Toccanti le testimonianze di due ragazze presenti nel locale quella sera, le quali hanno ripercorso i momenti drammatici. «Risentire dalla voce di ragazzine quello che è accaduto quella sera è veramente straziante – dichiara l’avvocato di parte civile Corrado Canafoglia che rappresenta nove feriti gravi -. Lascia veramente tanta amarezza sentire che quella notte, e forse non solo quella notte, nell’intero sistema di sicurezza ci sono evidentemente delle responsabilità, ed è questo l’oggetto principale del processo».
In Aula oltre ai familiari di alcune vittime, erano presenti anche le amiche e le compagne di scuola di Benedetta Vitali, alcune delle quali erano nel locale quella terribile notte: le ragazze fuori dal tribunale hanno indossato una maglietta con la foto del volto della giovane morta nella calca nel fuggi fuggi dal locale dove era stato spruzzato spray al peperoncino.

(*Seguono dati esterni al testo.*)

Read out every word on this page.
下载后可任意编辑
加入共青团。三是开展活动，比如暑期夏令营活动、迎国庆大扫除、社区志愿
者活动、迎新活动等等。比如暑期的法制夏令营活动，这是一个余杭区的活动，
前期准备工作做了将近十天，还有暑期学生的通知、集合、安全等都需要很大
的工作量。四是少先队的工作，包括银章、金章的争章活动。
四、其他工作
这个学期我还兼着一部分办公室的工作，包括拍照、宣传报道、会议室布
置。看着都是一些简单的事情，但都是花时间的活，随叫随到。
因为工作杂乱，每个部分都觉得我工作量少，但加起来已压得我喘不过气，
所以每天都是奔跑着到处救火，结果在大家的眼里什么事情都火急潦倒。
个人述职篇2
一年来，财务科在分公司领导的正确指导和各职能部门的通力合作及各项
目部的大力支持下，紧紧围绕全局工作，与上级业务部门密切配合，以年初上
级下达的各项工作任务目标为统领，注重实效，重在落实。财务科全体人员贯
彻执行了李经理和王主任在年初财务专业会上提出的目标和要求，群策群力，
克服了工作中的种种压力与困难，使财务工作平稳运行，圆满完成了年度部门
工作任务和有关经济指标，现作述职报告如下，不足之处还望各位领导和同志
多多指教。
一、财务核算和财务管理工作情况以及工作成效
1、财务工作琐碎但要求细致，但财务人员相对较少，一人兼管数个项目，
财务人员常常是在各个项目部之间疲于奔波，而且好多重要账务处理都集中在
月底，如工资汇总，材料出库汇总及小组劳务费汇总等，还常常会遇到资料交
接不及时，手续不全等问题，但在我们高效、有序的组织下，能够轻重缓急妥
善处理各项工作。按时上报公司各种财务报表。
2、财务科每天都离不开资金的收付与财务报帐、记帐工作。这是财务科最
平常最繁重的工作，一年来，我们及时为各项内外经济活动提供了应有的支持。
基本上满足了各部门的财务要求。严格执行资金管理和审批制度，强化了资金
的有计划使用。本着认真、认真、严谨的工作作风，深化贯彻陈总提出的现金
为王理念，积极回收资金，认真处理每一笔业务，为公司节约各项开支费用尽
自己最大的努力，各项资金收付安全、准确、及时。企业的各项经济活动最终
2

Una maglietta con su scritto “sono e sarò sempre con voi, non dimenticatemi mai”. «Una maglietta che avevamo fatto fare noi famigliari in occasione di una serata ricordo nell’estate del 2019» racconta Francesco Vitali, sottolineando di «essere felice della presenza delle sue amiche: questo dimostra che non siamo soli e che questa situazione è arrivata al limite. La nostra pazienza non è infinita, ora vogliamo solo che tutto si concluda il più rapidamente possibile».
«Mi aspetto che venga fatta giustizia nel più breve tempo possibile conclude Vitali -, affinché la morte di queste sei persone serva a fare in modo che una cosa del genere non accada mai più». Per Fazio Fabini, papà di una delle vittime (Emma Fabini) «quattro anni sono un periodo troppo lungo per poter pensare a una giustizia: vorremmo avere delle risposte, soprattutto sul perché questo locale che è tutt’ora accatastato come magazzino agricolo invece era aperto» e sul perché «in quella serata hanno ‘pigiato’ dentro un numero elevatissimo di persone».
Sulla calendarizzazione delle udienze fino a fine luglio Fabini commenta come «un fatto positivo, perché fa pensare che ci sia da parte del giudice del Tribunale di arrivare ad un giudizio in tempi brevi, ma in ogni caso aspettiamo fiduciosi la giustizia, anche se questa giustizia è già in ritardo rispetto al giudizio molto veloce che è stato applicato per gli altri responsabili, quelli della banda del peperoncino. Qui la materia è molto più complessa, mi rendo conto che l’inchiesta è stata molto lunga e non vorremmo che si perdesse tempo».